Project

EG4338/EG6338 Data Science and Large Language Models

Author

Yike Zhang

Published

June 1, 2026

Overview

Each student will develop and present an individual coding-based project that applies the concepts learned in this class. Your project should demonstrate end-to-end work: framing a problem, collecting data, applying appropriate models or methods, and communicating your results. Below are several suggested project ideas. You are welcome to propose your own topic, but it must be approved by the instructor in advance.

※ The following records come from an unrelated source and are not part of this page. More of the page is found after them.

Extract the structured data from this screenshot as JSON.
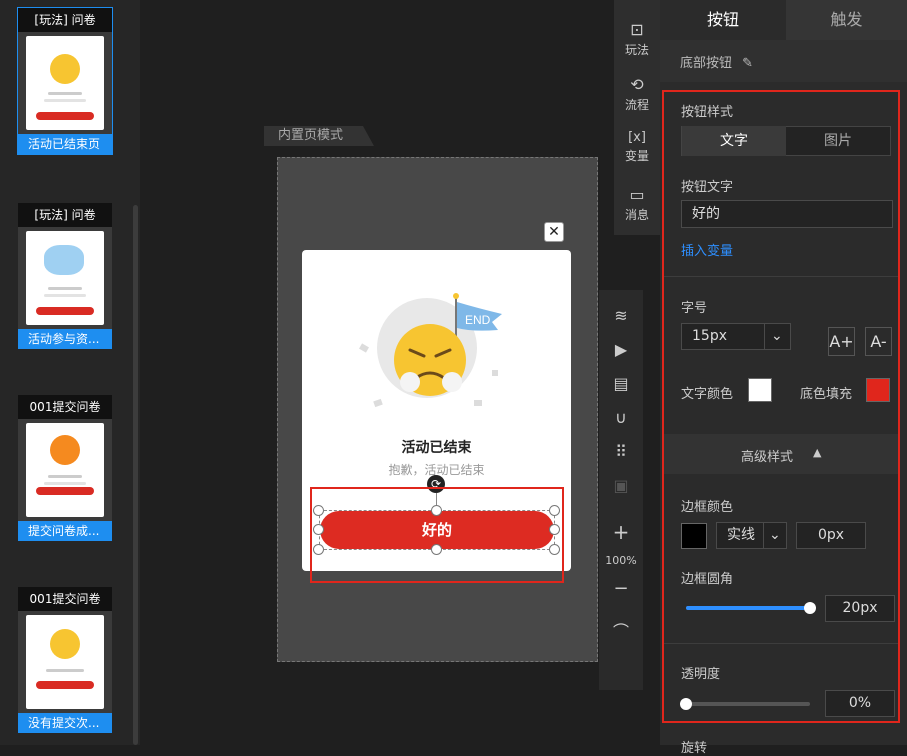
{
  "thumbs": [
    {
      "title": "[玩法] 问卷",
      "caption": "活动已结束页"
    },
    {
      "title": "[玩法] 问卷",
      "caption": "活动参与资..."
    },
    {
      "title": "001提交问卷",
      "caption": "提交问卷成..."
    },
    {
      "title": "001提交问卷",
      "caption": "没有提交次..."
    }
  ],
  "canvas": {
    "mode_tab": "内置页模式",
    "popup_title": "活动已结束",
    "popup_subtitle": "抱歉，活动已结束",
    "ok_button": "好的",
    "end_flag": "END",
    "close_icon": "✕",
    "rotate_icon": "⟳"
  },
  "menu": [
    {
      "label": "玩法",
      "icon": "⊡"
    },
    {
      "label": "流程",
      "icon": "⟲"
    },
    {
      "label": "变量",
      "icon": "[x]"
    },
    {
      "label": "消息",
      "icon": "▭"
    }
  ],
  "tools": {
    "zoom": "100%",
    "plus": "+",
    "minus": "−"
  },
  "panel": {
    "tabs": [
      "按钮",
      "触发"
    ],
    "section_title": "底部按钮",
    "button_style_label": "按钮样式",
    "style_options": [
      "文字",
      "图片"
    ],
    "button_text_label": "按钮文字",
    "button_text_value": "好的",
    "insert_variable": "插入变量",
    "font_size_label": "字号",
    "font_size_value": "15px",
    "font_up": "A+",
    "font_down": "A-",
    "text_color_label": "文字颜色",
    "bg_fill_label": "底色填充",
    "text_color": "#ffffff",
    "fill_color": "#e0261c",
    "advanced_label": "高级样式",
    "border_color_label": "边框颜色",
    "border_color": "#000000",
    "border_style": "实线",
    "border_width": "0px",
    "radius_label": "边框圆角",
    "radius_value": "20px",
    "radius_level": 1.0,
    "opacity_label": "透明度",
    "opacity_value": "0%",
    "opacity_level": 0,
    "rotate_label": "旋转"
  }
}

The following project ideas outline the minimal expectations for each project, and you are encouraged to go beyond these requirements to make your project more interesting and impactful.

TipDeliverables
  • A Jupyter notebook (or any IDEs) showing your analysis.
  • An in-class presentation with slides, followed by Q&A.
  • Submit the code, slides, and other materials to Canvas by the end of Week 9.

Project Developement

For the presentations, the instructor encourages students to use AI tools ethically to assist with brainstorming, code writing, debugging, and presentation preparation. Here is a general guide on how to ethically use AI tools for your project presentations in this class:

  • Use AI tools as a learning assistant to help you understand concepts in Python and troubleshoot issues, rather than as a shortcut to complete the project without putting in any effort.
  • If you use AI-generated code, be transparent about it in your presentation. You can mention that you used AI tools to assist with certain parts of the code, but make sure to explain the logic and design choices in your own words.
  • Be prepared to answer questions about the code you wrote (with and without AI assistance), and make sure you can explain how it works and why you chose to use it in your project. You should take ownership and responsibility for the code you present, regardless of whether it was generated by you or with the help of AI tools.

Project Topics

Project 1 - Data Analysis and Storytelling Dashboard

Project Goal: Pick a real-world public dataset and produce a clear, well-visualized data story that uncovers non-obvious patterns.

Minimal Expectations:

  • Choose a dataset from a reputable source (e.g., Kaggle, data.gov, the World Bank, or a domain-specific repository).
  • Clean and wrangle the data using pandas and regular expressions (Module 2).
  • Produce at least five high quality figures using matplotlib and seaborn.
  • Frame 2–3 specific questions and answer them with evidence from your visualizations.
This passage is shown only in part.